This seems so obvious that I feel sure that I've just missed something in the manual. I frequently do a calculation and then want to use that calculation elsewhere. But let's say my stack is currently:
--- Emacs Calculator Mode ---
1: 42
.
Any way I've tried to copy the value 42
with incantations of M-w
, what I get when I yank is
1: 42
including the newline.
The manual says
Although a whole line is always deleted, C-k with no argument copies only the number itself into the kill ring, whereas C-k with a prefix argument of 1 copies the number with its trailing newline.
but that only works with C-k
, weirdly, not with M-w
(though otherwise the commands respond to arguments similarly), and still, that doesn't solve my problem, as I still get the stack number.

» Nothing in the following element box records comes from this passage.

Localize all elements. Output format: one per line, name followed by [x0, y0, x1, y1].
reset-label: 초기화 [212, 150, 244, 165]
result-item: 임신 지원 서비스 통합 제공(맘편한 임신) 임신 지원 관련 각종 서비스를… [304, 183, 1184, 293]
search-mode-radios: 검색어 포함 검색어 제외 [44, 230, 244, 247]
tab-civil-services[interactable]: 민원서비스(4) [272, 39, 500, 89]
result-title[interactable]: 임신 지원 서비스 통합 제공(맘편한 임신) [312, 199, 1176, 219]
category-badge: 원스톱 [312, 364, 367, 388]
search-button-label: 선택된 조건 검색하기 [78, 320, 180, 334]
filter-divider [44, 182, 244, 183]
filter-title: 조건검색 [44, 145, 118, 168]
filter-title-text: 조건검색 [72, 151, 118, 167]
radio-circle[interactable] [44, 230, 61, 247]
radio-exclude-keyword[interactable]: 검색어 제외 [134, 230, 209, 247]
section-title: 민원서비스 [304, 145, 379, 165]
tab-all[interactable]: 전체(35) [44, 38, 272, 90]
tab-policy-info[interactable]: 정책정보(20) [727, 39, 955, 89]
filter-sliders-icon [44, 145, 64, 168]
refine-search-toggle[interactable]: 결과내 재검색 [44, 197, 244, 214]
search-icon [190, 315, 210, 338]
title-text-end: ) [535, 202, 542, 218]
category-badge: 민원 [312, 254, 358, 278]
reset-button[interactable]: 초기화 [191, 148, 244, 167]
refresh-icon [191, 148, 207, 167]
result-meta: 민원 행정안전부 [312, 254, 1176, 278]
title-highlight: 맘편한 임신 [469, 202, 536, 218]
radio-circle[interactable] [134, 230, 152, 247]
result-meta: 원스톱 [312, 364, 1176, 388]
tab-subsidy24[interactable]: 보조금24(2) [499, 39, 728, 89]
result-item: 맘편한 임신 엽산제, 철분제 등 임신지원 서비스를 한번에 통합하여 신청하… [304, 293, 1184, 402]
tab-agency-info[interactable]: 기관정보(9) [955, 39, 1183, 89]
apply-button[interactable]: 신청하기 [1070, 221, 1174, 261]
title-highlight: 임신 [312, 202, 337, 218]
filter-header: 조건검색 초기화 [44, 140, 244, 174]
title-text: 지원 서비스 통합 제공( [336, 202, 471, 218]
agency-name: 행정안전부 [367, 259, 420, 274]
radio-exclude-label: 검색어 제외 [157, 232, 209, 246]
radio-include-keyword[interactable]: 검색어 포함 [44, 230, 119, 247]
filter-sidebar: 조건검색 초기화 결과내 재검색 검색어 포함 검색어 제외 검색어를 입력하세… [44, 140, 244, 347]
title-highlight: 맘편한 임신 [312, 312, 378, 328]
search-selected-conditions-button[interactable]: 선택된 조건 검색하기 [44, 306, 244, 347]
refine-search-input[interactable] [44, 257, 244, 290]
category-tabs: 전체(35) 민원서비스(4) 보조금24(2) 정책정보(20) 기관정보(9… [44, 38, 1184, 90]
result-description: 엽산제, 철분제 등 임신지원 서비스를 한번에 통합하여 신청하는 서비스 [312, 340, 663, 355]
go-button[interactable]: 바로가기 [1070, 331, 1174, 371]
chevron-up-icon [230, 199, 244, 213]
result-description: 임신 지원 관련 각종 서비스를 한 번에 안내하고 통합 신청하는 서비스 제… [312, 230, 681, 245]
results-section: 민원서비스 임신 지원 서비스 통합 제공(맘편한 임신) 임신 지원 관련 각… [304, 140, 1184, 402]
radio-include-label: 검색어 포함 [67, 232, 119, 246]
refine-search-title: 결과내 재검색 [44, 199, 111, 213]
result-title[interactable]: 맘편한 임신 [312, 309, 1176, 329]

Amazingly, even moving the cursor, setting mark on 4
and point after 2
to set a region (which is highlighted, making me think this should work) doesn't get my the value: it still gives me the entire line.
I know about M-x quick-calc
, which lets me enter an algebraic expression into the minibuffer whose result is placed into the kill ring, but that's not helpful if I'm doing a complex calculation or simply want to use the normal Calc RPN interface. (While there are methods described about how to move a quick-calc
result into the calculator stack, I don't see a way to gain access to the stack from quick-calc
. $1
, etc., refer to prior results of quick-calc
instead.)
calc-copy-to-buffer
is bound conveniently to y
, but I often want to use the result in the minibuffer or even in another program via kill-ring/clipboard integration, so this isn't a solution, either.
Of course I can yank or copy to a buffer and then edit the result and re-kill the edited result, but I do this so frequently and again, it seems like such an obvious use case that I really think I'm just missing something.
(I know there are Orgmode and database solutions for bulk transfer of Calc data, but I just want a single value to yank; it shouldn't be that hard.)